You can see them better

and make them hop.

 

On Daytime Five I shall let

the waters bring forth abundantly

and introduce frogspawn.

End of Term

What are you doing? Are you sleeping?

Where?

Safe in your hideous tower

high in the air?

 

When you awake, sit in your golden chair,

look in your gilded mirror

will you stare

at anything besides your golden hair?

 

And when the mirror cracks

as it must surely,

will you run out

where once grew fields of barley,

 

cry: I am known in all the land!

and vainly looking for your pedestal

discover even that has turned to sand,

to rust, to dust; to smoke – a choking pall.

 

Carer with Irises, 1890

I said to him Vincent

but he was, like, silent

so I didn’t raise my voice I said

Mr Van Gogh

don’t you think that’s enough?

but he kept right on stuffing

irises into the jug

that little white one.

I said That’s enough!

You’ll spill the lot

all over your nice white cloth!

He took no notice

carried right on

jamming them in.

 

Poor silly bugger,

he’s only been

and painted that white cloth green!

Horse.

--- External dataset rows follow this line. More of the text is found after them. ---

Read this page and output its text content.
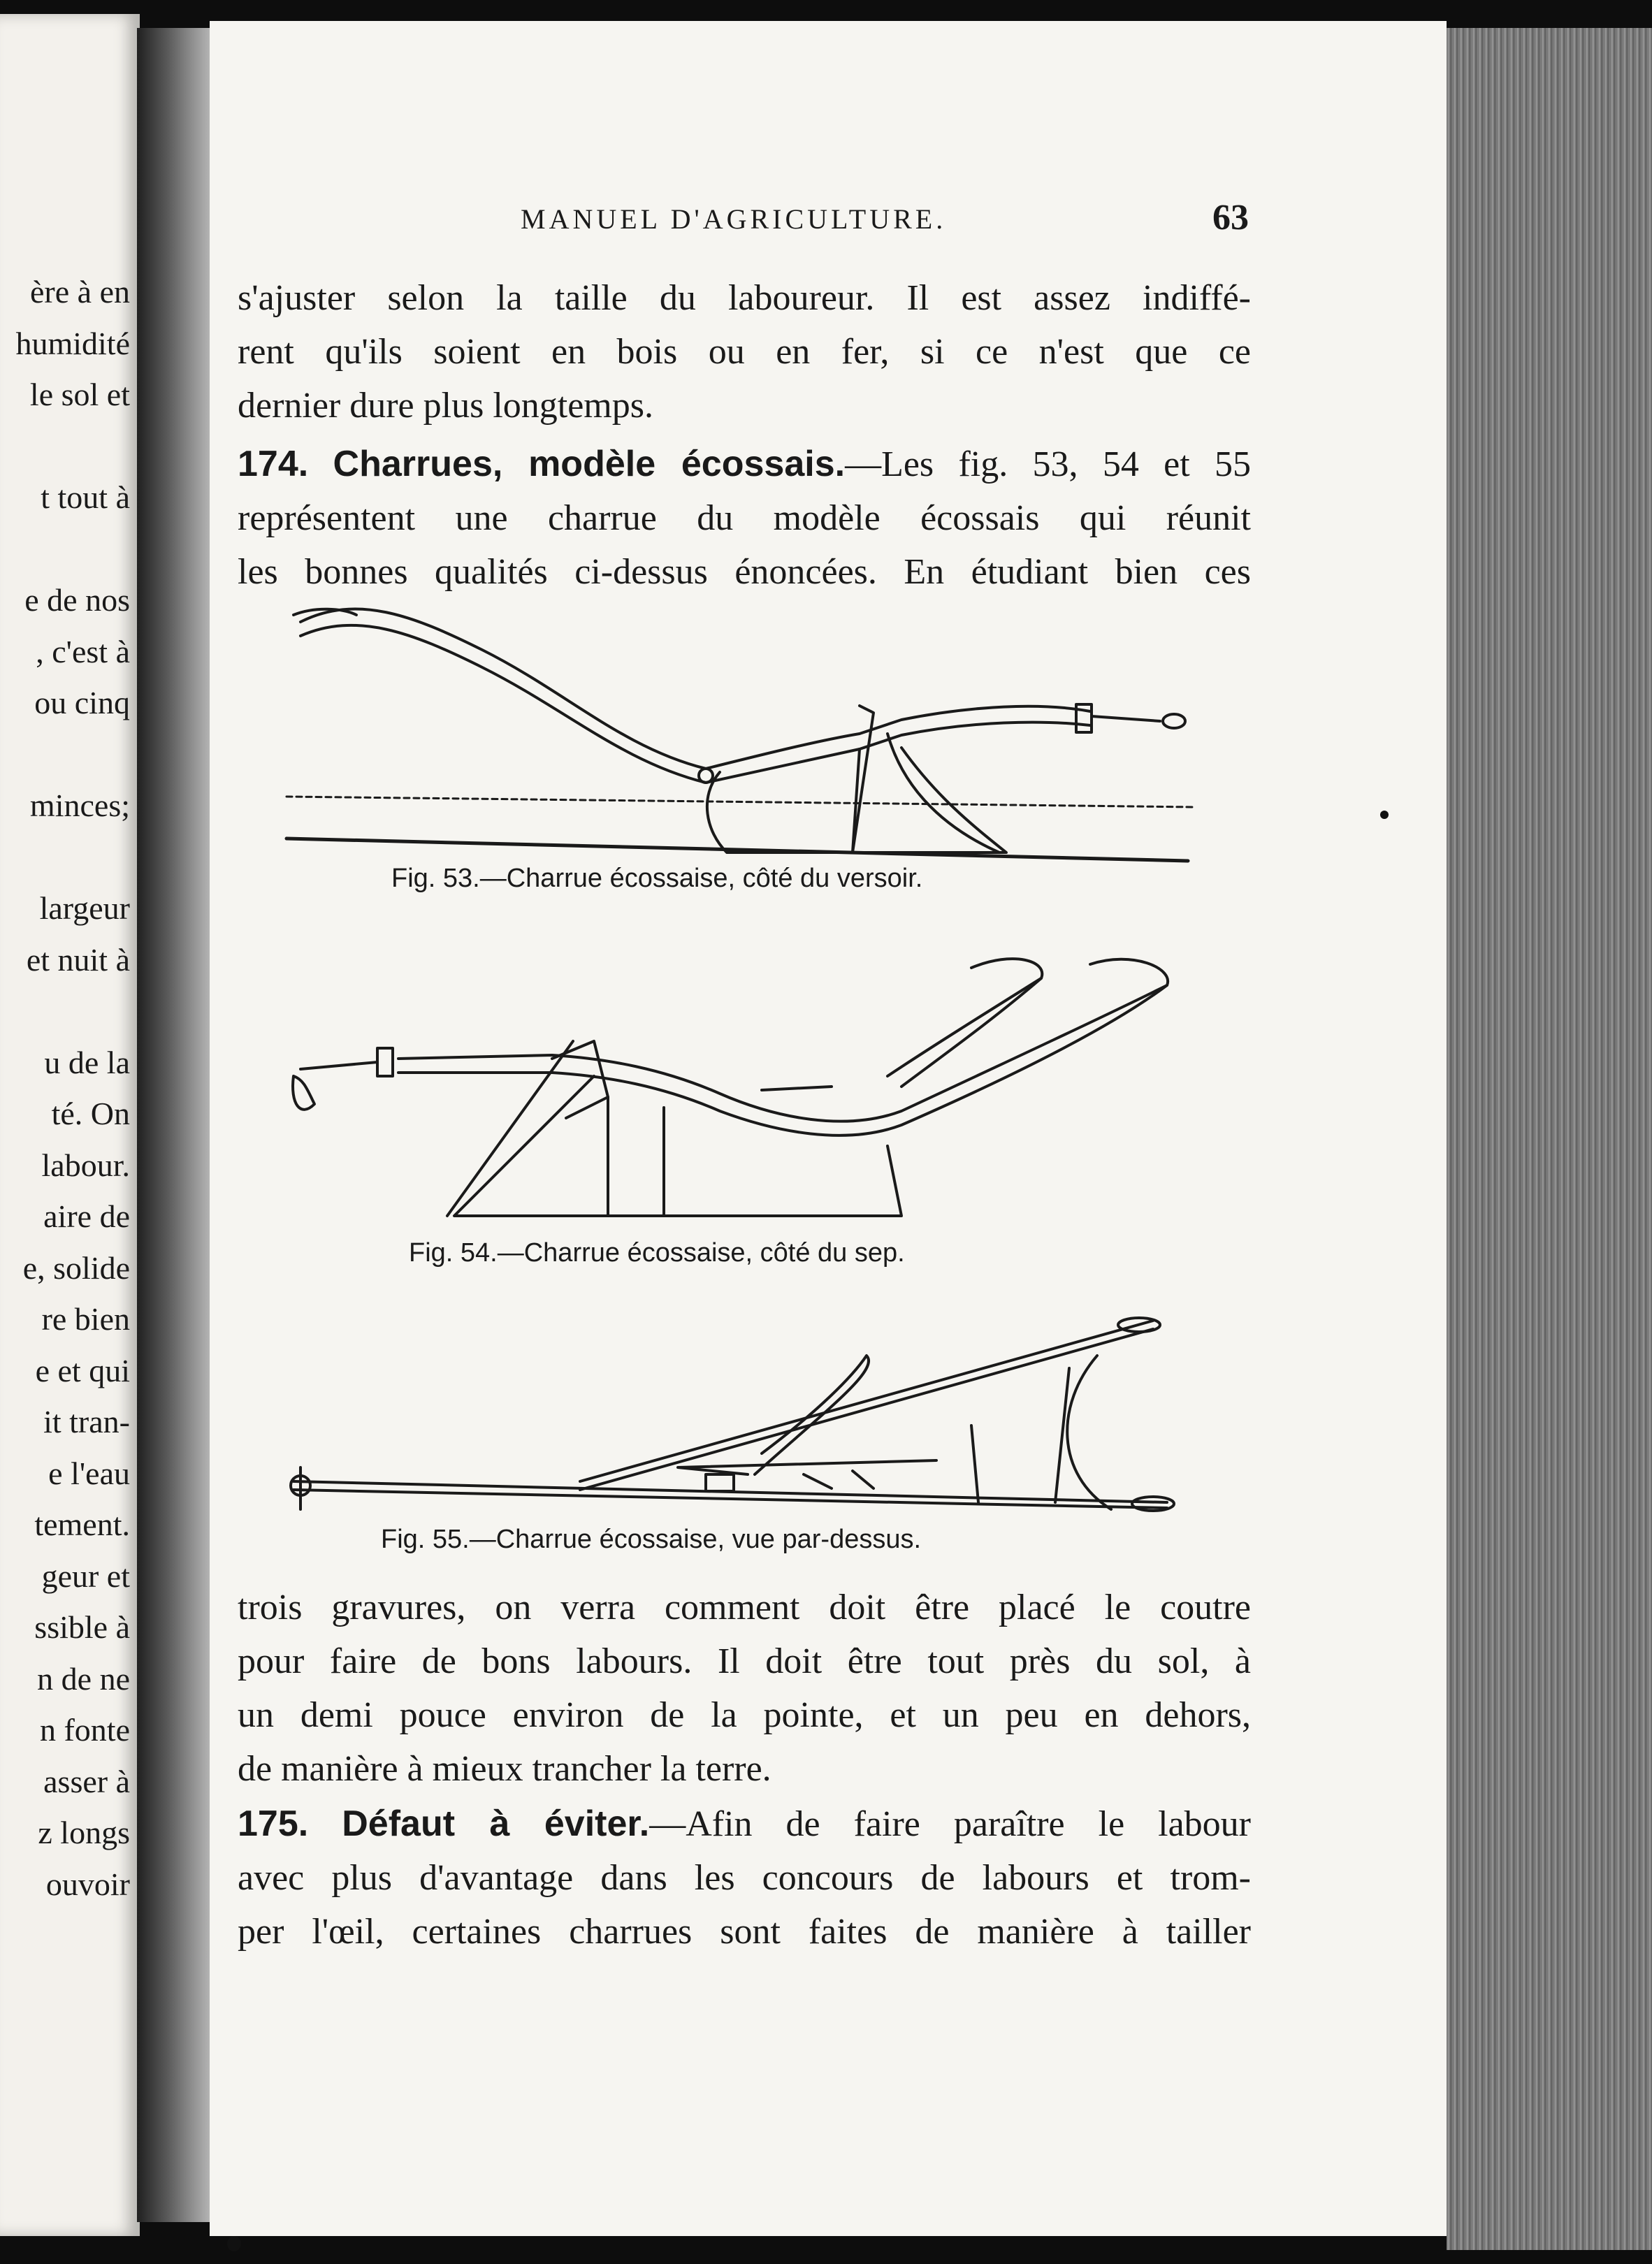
ère à en
humidité
le sol et
t tout à
e de nos
, c'est à
ou cinq
minces;
largeur
et nuit à
u de la
té. On
labour.
aire de
e, solide
re bien
e et qui
it tran-
e l'eau
tement.
geur et
ssible à
n de ne
n fonte
asser à
z longs
ouvoir
MANUEL D'AGRICULTURE.	63
s'ajuster selon la taille du laboureur. Il est assez indiffé-
rent qu'ils soient en bois ou en fer, si ce n'est que ce
dernier dure plus longtemps.
174. Charrues, modèle écossais.—Les fig. 53, 54 et 55
représentent une charrue du modèle écossais qui réunit
les bonnes qualités ci-dessus énoncées. En étudiant bien ces
Fig. 53.—Charrue écossaise, côté du versoir.
Fig. 54.—Charrue écossaise, côté du sep.
Fig. 55.—Charrue écossaise, vue par-dessus.
trois gravures, on verra comment doit être placé le coutre
pour faire de bons labours. Il doit être tout près du sol, à
un demi pouce environ de la pointe, et un peu en dehors,
de manière à mieux trancher la terre.
175. Défaut à éviter.—Afin de faire paraître le labour
avec plus d'avantage dans les concours de labours et trom-
per l'œil, certaines charrues sont faites de manière à tailler
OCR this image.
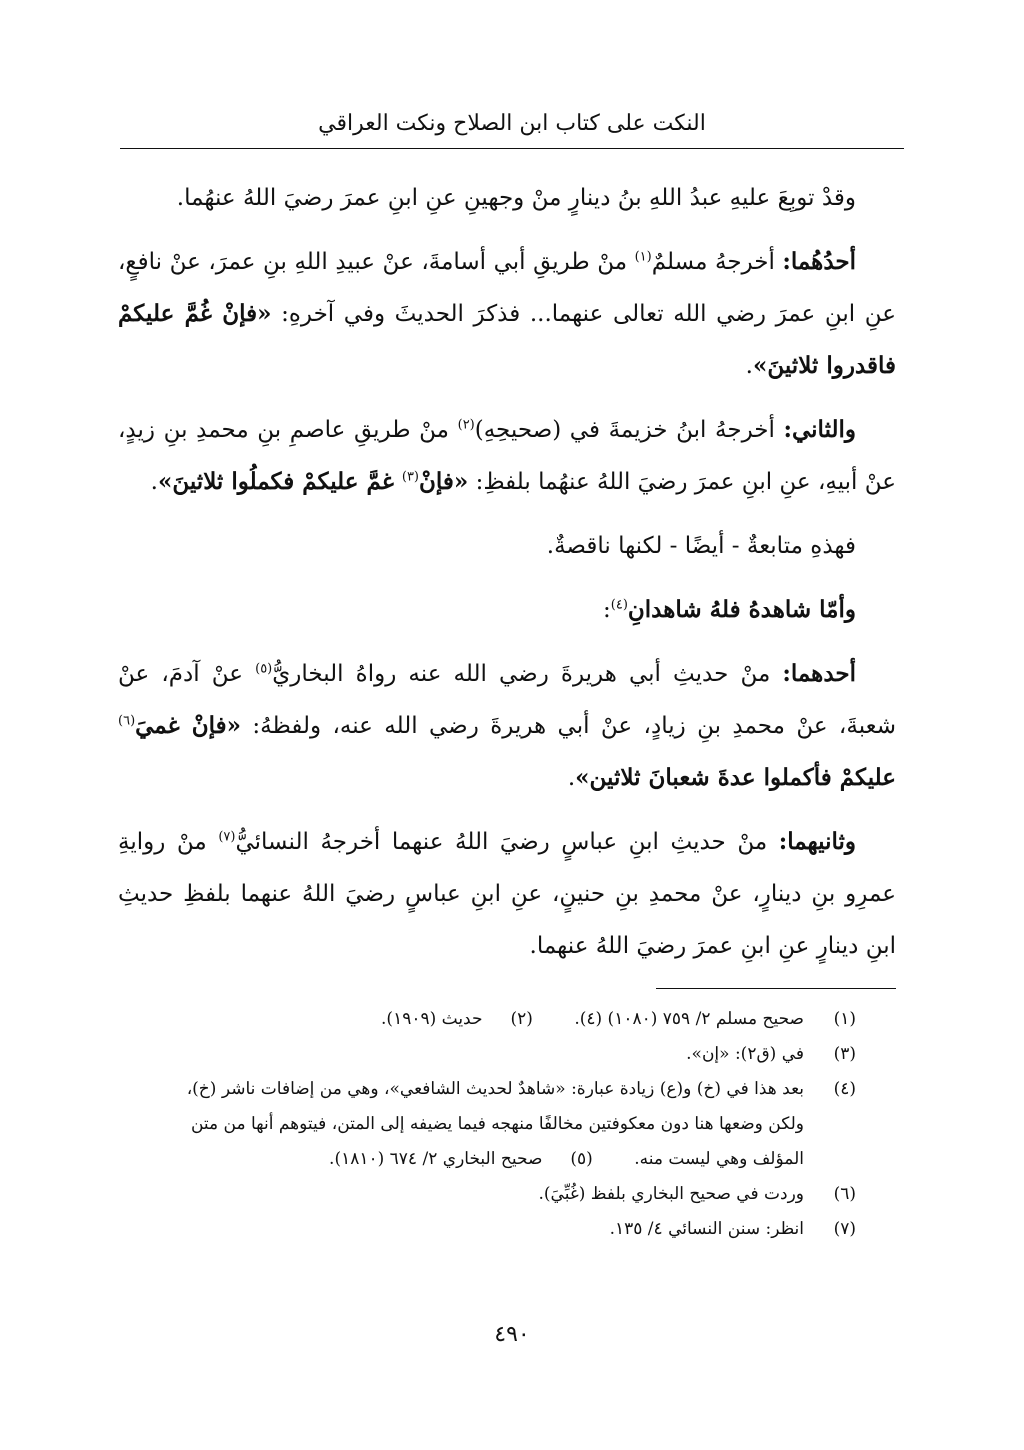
النكت على كتاب ابن الصلاح ونكت العراقي

وقدْ توبِعَ عليهِ عبدُ اللهِ بنُ دينارٍ منْ وجهينِ عنِ ابنِ عمرَ رضيَ اللهُ عنهُما.

أحدُهُما: أخرجهُ مسلمٌ$^{(١)}$ منْ طريقِ أبي أسامةَ، عنْ عبيدِ اللهِ بنِ عمرَ، عنْ نافعٍ، عنِ ابنِ عمرَ رضي الله تعالى عنهما... فذكرَ الحديثَ وفي آخرهِ: «فإنْ غُمَّ عليكمْ فاقدروا ثلاثينَ».

والثاني: أخرجهُ ابنُ خزيمةَ في (صحيحِهِ)$^{(٢)}$ منْ طريقِ عاصمِ بنِ محمدِ بنِ زيدٍ، عنْ أبيهِ، عنِ ابنِ عمرَ رضيَ اللهُ عنهُما بلفظِ: «فإنْ$^{(٣)}$ غمَّ عليكمْ فكملُوا ثلاثينَ».

فهذهِ متابعةٌ - أيضًا - لكنها ناقصةٌ.

وأمّا شاهدهُ فلهُ شاهدانِ$^{(٤)}$:

أحدهما: منْ حديثِ أبي هريرةَ رضي الله عنه رواهُ البخاريُّ$^{(٥)}$ عنْ آدمَ، عنْ شعبةَ، عنْ محمدِ بنِ زيادٍ، عنْ أبي هريرةَ رضي الله عنه، ولفظهُ: «فإنْ غميَ$^{(٦)}$ عليكمْ فأكملوا عدةَ شعبانَ ثلاثين».

وثانيهما: منْ حديثِ ابنِ عباسٍ رضيَ اللهُ عنهما أخرجهُ النسائيُّ$^{(٧)}$ منْ روايةِ عمرِو بنِ دينارٍ، عنْ محمدِ بنِ حنينٍ، عنِ ابنِ عباسٍ رضيَ اللهُ عنهما بلفظِ حديثِ ابنِ دينارٍ عنِ ابنِ عمرَ رضيَ اللهُ عنهما.

(١)
صحيح مسلم ٢/ ٧٥٩ (١٠٨٠) (٤). (٢)حديث (١٩٠٩).
(٣)
في (ق٢): «إن».
(٤)
بعد هذا في (خ) و(ع) زيادة عبارة: «شاهدٌ لحديث الشافعي»، وهي من إضافات ناشر (خ)، ولكن وضعها هنا دون معكوفتين مخالفًا منهجه فيما يضيفه إلى المتن، فيتوهم أنها من متن المؤلف وهي ليست منه. (٥)صحيح البخاري ٢/ ٦٧٤ (١٨١٠).
(٦)
وردت في صحيح البخاري بلفظ (غُبِّيَ).
(٧)
انظر: سنن النسائي ٤/ ١٣٥.
٤٩٠
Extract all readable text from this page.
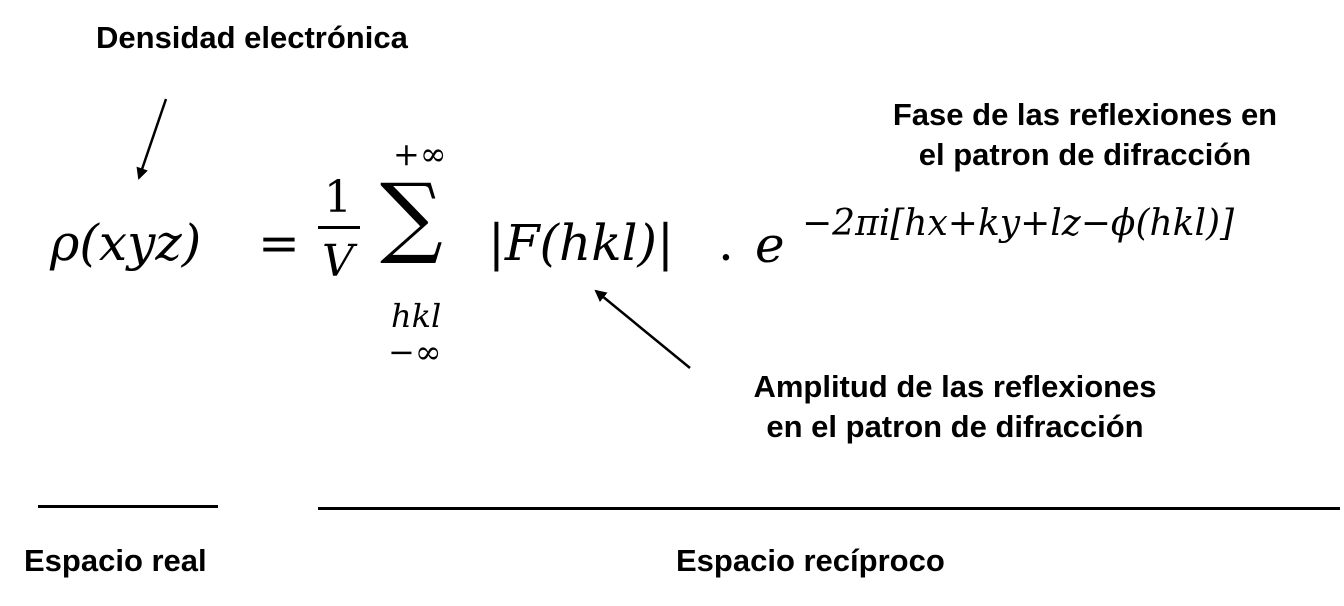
Densidad electrónica
Fase de las reflexiones en
el patron de difracción
Amplitud de las reflexiones
en el patron de difracción
ρ(xyz) =
1
V
+∞
∑
hkl
−∞
|F(hkl)| . e −2πi[hx+ky+lz−ϕ(hkl)]
Espacio real	Espacio recíproco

Chestnut

Close your eyes and run your fingers

through a bag of them.

Listen and feel

rumbling silk;

one living, moving muscle.

 

Stubbs made

Whistlejack

of conkers, surely:

 

across the barrel,

on the point of hip;

that vegetable gaskin,

silky fetlock, hock.

 

Conker-shine

on the shimmering

smoke of mane;

from the skirt of his tail

to the white fire at the dock.

 

He’s up, forelimbs raised to take a shock,

the swung sling of his mad blood steered by that rolling eye!